At LifeStreet, we’ve been purchasing non-personalized traffic since the release of iOS10 back in 2016. Because many other demand-side-platforms and ad networks continued to rely on the IDFA (Identifier for Advertisers) until Apple’s enforcement of ATT in April 2021, this gave us a five-year head start to fine tune our machine learning (ML) models and debunk some common assumptions about IDFA-less traffic. What we’ve learned in the past six years has helped us to deliver the best performance possible without the IDFA.
1. Non-personalized traffic can be cost-effective
Before the release of iOS14, apps gave advertisers access to the IDFA by default and because using device IDs is the most accurate way to target and track iOS users, this inventory always demanded higher CPMs compared to non-personalized traffic.
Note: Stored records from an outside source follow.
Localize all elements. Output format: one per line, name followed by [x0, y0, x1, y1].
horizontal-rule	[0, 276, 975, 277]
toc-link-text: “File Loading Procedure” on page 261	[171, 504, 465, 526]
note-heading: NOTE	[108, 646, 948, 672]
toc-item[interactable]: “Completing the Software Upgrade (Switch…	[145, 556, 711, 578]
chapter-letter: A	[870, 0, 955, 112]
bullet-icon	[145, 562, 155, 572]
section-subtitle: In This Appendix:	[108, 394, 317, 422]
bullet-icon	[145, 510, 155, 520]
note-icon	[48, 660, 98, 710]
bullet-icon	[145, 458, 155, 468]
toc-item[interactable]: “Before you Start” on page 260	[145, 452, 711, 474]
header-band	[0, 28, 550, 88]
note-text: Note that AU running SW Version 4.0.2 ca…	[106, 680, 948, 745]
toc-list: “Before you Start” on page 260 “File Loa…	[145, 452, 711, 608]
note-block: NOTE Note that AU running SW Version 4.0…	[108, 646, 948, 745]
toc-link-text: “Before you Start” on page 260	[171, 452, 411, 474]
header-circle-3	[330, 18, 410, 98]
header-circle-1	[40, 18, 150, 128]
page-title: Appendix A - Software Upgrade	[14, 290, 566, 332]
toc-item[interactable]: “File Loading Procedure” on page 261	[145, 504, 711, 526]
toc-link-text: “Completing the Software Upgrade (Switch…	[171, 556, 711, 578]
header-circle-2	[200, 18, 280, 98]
Early on, we recognized that despite not being able to track user-level behaviors, LAT (Limited Ad Tracking) users were still quality users. Because there was less competition for users who had enabled the LAT setting, we were able to acquire more of this inventory at a lower price point and drive enough unique events (e.g. installs) to train our models to accurately predict the value of an impression without the deceive identifier.
CPMs on non-personalized traffic are still substantially lower than for IDFA-measureable traffic, which means advertisers can continue to access quality inventory at a lower cost, making their campaigns more cost-effective.
2. Non-personalized traffic can perform equal to or better than traffic using the IDFA
Whether or not a user consents to sharing their IDFA, the same bidding models are used for campaigns across both types of inventory. Although an advertiser will no longer be able to target a non-consented user deterministically, they can rely on a wealth of alternative data points such as their location, device type, and information about the app environment to ensure they are reaching the desired audience with their campaigns.
When we’ve applied our models to non-personalized traffic, performance has been comparable to or in fact exceeded that of campaigns relying on IDFA tracking.
One of our clients ran two separate campaigns, dividing traffic and budget evenly between LAT and IDFA users. They saw a 53% increase in their Day 7 ROAS, with a 1.85x higher payer rate among global LAT traffic compared to the campaign targeting IDFA inventory.
3. You can effectively reach your target audiences with contextual signals
With only about 25% of iOS users opting in to tracking, the ability to leverage contextual signals is a critical part of a successful in-app ad campaign. Programmatic platforms that did not solely rely on the device ID for their buying models pre-ATT have had more time to acquire more data and develop key contextual signals. This has allowed them to learn new patterns and behaviors, accurately predict post-install events, and ultimately acquire new users more effectively.
In addition to contextual signals, there are a seemingly endless number of non-identifying data points that can be connected to gain a better understanding of an impression opportunity and improve predictive accuracy. That is why we’ve been heavily investing in ways to produce new signals that we can use to train our models to help improve their predictive accuracy. In some cases, by adding more predictive contextual signals, we’ve seen up to a 30% reduction in CPIs.
4. It’s still possible to measure mobile advertising performance effectively
Without access to device IDs, it is impossible to deterministically track user activity across the app ecosystem. However, the same types of KPIs – IAP, retention, engagement – are tracked, just not at the user level. By working closely with your mobile measurement partner (MMP) advertisers can find ways to use anonymized attribution data that can be shared with their media partner for them to optimize against and drive ROAS.
5. Without the IDFA, your creative is key
The fundamentals of programmatic buying have not changed with the depreciation of the IDFA. A DSP still needs to access quality supply, accurately predict the value of each conversion, and convert impressions into customers. Up until this point, I’ve shared what we’ve learned post-ATT as it relates to bidding models. But having the most accurately predictive model isn’t what gets a user to take an action. It’s the creative that ultimately drives engagement.
Creative has become more important because it is one of the key elements of mobile advertising that advertisers have complete control over. To understand what is and isn’t working creatively, advertisers need to measure how users interact with their ads so they can pinpoint which new elements such as CTA language or button color, should be changed to improve user engagement.
For example, through iterative testing, we were able to apply new design elements that drove over a 50% lift in yield (conversions/impressions) compared to the previous best-performing ad and increased ROAS 3.7x. In another A/B creative test, when the “winning” design elements were applied, the campaign saw a 300%+ increase in the number of users purchasing in-app content. If you want to be successful in a post-IDFA world, you have to continuously experiment and test your creative assets.